What caught our attention though is the story of the third man Elian, who’s gay but actually fell in love with a woman, married her and had a daughter with her. His decision to marry her, as far as we can tell from the show, was not inspired by a desire to conform to some prescribed heteronormative model. Elian’s story goes to show that sexuality and gender identity is never as black-and-white as some people would like to have it, but having come full circle, his advice to Shane and Marc is to NOT choose the road that he took. We hope they take up his advice.





9 Responses
February 23rd, 2009 at 8:04 pm
Great article.
Given their age, I don’t see anything unusual here….
February 24th, 2009 at 11:21 am
I agree with Bernie about the age thing. These guys are at an age where you start questioning things and not being what you want to be whether straight, gay, or well anything.
Being in the UK I didn’t get to see the programme in full so I may be making the wrong judgement on it, but on the basis of what I’ve read, I think it was a bad call to even broadcast it, especially if there were younger viewers there, who are already being made to feel they’re “wrong”.

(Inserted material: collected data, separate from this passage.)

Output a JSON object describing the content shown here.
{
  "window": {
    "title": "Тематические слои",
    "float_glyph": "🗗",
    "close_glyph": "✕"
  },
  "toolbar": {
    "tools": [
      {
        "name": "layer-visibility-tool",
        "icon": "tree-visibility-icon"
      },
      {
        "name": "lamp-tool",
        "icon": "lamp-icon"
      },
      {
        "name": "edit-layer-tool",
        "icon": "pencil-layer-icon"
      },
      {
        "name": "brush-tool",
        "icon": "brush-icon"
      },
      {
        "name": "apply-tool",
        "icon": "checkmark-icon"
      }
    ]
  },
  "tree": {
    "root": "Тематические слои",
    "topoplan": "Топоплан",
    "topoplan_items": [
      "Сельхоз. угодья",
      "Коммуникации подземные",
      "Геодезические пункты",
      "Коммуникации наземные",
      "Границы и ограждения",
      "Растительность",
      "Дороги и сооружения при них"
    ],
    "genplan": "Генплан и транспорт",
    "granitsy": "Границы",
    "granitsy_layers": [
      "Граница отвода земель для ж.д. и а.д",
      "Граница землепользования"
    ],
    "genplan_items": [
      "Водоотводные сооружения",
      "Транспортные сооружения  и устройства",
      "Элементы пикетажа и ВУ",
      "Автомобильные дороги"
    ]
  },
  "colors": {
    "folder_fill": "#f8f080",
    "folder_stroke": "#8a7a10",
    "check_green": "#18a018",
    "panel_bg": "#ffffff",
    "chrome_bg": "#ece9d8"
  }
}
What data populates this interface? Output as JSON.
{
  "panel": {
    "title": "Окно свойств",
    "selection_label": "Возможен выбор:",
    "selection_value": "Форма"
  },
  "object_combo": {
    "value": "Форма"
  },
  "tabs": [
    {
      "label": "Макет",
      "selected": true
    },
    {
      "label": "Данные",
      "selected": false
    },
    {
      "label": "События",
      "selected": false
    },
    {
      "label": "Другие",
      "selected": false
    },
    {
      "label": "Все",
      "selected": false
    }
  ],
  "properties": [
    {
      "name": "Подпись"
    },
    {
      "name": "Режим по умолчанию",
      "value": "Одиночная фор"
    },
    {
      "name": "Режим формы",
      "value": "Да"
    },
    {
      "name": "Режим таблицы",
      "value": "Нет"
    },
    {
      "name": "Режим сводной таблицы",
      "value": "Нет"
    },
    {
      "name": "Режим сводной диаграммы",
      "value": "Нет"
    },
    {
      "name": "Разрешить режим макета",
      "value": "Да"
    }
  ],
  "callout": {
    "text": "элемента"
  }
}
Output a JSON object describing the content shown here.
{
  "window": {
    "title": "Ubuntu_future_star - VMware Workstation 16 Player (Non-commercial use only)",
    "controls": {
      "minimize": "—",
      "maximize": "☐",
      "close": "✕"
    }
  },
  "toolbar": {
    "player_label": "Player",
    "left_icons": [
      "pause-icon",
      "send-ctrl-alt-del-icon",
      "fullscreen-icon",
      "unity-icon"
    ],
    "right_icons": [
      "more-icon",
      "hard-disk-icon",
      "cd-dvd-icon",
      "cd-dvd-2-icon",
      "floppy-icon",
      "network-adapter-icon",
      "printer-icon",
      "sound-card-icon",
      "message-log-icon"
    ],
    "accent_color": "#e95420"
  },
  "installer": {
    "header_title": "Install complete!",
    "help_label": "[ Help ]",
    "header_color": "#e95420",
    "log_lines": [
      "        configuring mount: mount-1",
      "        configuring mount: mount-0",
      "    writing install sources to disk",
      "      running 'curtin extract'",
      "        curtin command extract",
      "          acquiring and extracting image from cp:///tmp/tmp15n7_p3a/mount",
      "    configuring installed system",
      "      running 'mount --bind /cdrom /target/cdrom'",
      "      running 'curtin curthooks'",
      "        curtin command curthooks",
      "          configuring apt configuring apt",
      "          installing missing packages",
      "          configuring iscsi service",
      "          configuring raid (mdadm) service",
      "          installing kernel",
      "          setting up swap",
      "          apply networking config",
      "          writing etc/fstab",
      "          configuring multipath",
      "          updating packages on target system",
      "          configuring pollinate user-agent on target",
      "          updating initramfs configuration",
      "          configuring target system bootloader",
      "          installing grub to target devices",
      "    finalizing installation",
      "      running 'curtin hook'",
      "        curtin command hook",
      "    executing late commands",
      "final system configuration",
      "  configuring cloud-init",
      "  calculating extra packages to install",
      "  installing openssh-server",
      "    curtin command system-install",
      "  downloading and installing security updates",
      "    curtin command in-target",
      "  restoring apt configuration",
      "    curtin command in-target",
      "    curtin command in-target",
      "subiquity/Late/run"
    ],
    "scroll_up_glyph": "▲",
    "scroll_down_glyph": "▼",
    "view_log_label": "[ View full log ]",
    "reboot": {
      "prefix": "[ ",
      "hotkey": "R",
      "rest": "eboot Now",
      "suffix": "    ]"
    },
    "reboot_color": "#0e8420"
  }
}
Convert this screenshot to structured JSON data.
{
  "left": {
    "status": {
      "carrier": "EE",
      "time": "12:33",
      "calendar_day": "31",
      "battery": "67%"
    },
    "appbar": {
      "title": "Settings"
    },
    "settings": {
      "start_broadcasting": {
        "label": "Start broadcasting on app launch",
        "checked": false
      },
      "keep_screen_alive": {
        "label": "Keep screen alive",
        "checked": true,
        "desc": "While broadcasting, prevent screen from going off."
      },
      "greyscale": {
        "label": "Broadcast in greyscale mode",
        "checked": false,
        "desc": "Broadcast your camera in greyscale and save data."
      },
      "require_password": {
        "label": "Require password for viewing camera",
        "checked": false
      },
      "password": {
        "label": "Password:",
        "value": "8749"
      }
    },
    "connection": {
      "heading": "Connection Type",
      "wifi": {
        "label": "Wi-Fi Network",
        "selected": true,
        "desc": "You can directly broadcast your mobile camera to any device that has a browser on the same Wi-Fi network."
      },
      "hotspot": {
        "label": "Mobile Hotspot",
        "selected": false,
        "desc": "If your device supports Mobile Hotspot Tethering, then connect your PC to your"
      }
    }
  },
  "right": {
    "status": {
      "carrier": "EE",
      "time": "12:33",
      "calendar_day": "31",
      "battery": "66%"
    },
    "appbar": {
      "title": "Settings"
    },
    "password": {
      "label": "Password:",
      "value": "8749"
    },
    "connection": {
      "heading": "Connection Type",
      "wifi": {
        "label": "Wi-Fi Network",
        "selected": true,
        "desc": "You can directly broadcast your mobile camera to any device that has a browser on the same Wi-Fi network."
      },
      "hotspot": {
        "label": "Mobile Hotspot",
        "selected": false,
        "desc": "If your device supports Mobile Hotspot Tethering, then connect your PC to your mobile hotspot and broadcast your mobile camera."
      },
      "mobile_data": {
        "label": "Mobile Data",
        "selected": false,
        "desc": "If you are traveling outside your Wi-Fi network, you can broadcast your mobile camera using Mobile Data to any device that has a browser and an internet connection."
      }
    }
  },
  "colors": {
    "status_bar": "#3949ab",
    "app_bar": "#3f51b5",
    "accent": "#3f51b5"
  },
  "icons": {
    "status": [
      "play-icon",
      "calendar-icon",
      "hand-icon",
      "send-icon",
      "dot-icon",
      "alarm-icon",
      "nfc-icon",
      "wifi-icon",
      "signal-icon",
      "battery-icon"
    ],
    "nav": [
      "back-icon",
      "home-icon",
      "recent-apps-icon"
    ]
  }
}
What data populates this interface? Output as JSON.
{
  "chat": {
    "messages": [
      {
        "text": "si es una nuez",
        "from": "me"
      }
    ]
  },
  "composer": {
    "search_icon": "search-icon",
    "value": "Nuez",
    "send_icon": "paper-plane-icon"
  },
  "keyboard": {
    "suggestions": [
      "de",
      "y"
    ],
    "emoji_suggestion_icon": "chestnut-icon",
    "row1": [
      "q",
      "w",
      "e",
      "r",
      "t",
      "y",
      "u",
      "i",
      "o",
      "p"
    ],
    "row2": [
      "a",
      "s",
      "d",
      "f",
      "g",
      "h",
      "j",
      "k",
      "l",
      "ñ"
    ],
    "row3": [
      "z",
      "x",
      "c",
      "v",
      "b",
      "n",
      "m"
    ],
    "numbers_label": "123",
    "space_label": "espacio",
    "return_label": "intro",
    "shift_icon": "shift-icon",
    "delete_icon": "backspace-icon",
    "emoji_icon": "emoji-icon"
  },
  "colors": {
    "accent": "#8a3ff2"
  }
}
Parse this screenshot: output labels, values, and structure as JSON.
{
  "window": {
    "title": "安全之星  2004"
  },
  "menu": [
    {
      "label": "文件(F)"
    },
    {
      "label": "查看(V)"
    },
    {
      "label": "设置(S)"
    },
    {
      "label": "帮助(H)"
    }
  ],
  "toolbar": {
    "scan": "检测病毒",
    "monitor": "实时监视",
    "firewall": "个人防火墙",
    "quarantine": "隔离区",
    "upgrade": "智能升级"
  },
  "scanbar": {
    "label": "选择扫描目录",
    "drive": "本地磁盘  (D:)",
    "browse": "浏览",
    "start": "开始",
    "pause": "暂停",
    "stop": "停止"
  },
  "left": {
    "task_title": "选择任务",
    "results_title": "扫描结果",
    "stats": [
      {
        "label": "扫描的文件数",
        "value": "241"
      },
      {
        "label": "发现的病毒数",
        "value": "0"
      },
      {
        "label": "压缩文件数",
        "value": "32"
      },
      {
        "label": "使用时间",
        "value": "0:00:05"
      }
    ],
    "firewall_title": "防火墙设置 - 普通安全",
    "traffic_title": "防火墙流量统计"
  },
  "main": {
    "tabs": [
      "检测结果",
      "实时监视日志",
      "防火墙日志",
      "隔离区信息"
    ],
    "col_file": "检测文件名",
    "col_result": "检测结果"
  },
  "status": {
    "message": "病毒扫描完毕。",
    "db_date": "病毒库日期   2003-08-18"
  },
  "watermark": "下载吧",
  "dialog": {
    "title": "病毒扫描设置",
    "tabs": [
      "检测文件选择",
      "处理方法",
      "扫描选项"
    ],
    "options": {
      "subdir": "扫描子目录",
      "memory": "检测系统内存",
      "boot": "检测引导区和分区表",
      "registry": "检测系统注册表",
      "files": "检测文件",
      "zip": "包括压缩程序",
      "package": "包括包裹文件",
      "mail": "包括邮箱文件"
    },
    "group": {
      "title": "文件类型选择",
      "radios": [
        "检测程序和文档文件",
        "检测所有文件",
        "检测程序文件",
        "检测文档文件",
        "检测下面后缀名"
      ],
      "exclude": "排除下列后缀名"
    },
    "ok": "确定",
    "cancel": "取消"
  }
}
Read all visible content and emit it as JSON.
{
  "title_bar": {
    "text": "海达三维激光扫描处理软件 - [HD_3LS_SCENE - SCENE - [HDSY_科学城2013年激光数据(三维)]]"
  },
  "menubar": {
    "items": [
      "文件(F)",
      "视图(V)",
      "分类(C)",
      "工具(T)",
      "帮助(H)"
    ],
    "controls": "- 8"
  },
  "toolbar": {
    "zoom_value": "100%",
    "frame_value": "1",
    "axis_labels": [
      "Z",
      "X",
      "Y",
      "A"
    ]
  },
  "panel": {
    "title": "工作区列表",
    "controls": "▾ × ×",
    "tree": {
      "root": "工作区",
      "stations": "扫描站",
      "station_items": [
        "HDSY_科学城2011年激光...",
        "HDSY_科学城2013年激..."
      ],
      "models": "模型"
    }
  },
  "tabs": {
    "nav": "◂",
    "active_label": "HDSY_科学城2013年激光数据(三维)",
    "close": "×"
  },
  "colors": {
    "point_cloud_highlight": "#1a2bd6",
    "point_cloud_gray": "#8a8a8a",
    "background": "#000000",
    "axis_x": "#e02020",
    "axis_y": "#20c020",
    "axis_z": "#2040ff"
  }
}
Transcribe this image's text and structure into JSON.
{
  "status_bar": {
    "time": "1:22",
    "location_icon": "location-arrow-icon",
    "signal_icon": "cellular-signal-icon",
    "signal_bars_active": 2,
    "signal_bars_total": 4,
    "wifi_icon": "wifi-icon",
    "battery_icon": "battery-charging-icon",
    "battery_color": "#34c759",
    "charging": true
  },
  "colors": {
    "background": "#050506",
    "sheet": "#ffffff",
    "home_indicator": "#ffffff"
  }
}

February 25th, 2009 at 12:19 am
This was extremely confusing, but I guess these guys are speaking from the heart, and saying whatever they feel just as soon as the vapid thought enters their head. What woman will want to go with a gay man who hates himself, and others like him, and who is disgusted by her “cave”? I think such guys are better off remaining entirely celibate, for their own good and for the women and gay men that they are so repelled by and who would inevitably be badly hurt by any attempt at a relationship.
February 25th, 2009 at 7:05 pm
I saw this program after experiencing similar feelings of self-hatred in my coming out and divorce. I have also been influenced by the ex-gay movement and know how detrimental it can be to one’s mental health (please check out the film “Chasing the Devil” for more insight). I fought myself and almost died over trying to conform…it cannot be done. One cannot change the inner nature. The few “success” stories of “ex-gays” were probably bi-sexual anyway. It pains me to see this self-hatred continue.
February 25th, 2009 at 7:41 pm
I don’t understand why he wants to wait until he’s 30. If he hates being gay, why doesn’t he start now, trying to act like he’s straight. Like everyone knows, those feelings are always going to be there. You can decide how you want to live your life. Personally, I know I am gay. I would love to have a socially acceptable lifestyle and marry and man. But that doesn’t make it any easier, gay or straight. I don’t want to involve another person when it comes to my personal struggles. I am not going to try and change the one I love just to make society, my family or anyone else happy. It’s your own true happiness. Before you are with anyone, you must be happy with yourself. No one turns gay or turns straight. You are what you are. Yes, you can decide to live whatever way you want, but ultimately if you try to be someone your not, you will end up hurting you and potentially hurting your loved ones as well.
February 26th, 2009 at 4:14 am
It’s mind-wrenchingly painful to see this sort of self-loathing, because I’ve been there. After spending my school years in the closet hiding who I really was, it was a tremendous relief when I finally came out. I’ve been openly gay since 1988 and words can’t describe how much happier I am being honest with myself.
March 10th, 2009 at 7:40 pm
It’s very frustrating seen all this people being told and wanting to =choose a side= and painful to know that- bisexuality, as natural and beautiful as it is, is completely shocking for them, the term is not even mentioned! Ignorance. Bisexuality is not 50-50, all those ‘gay men’ with women and vice versa are genuine examples of how bisexuality applies to all, just in different percentages. It’s completely natural and it should be considered in all this.
March 19th, 2009 at 2:21 am
I know the feeling, but I’ll be 30 in the coming months. Maybe I’ll be able to achieve asexuality by the time I’m 35.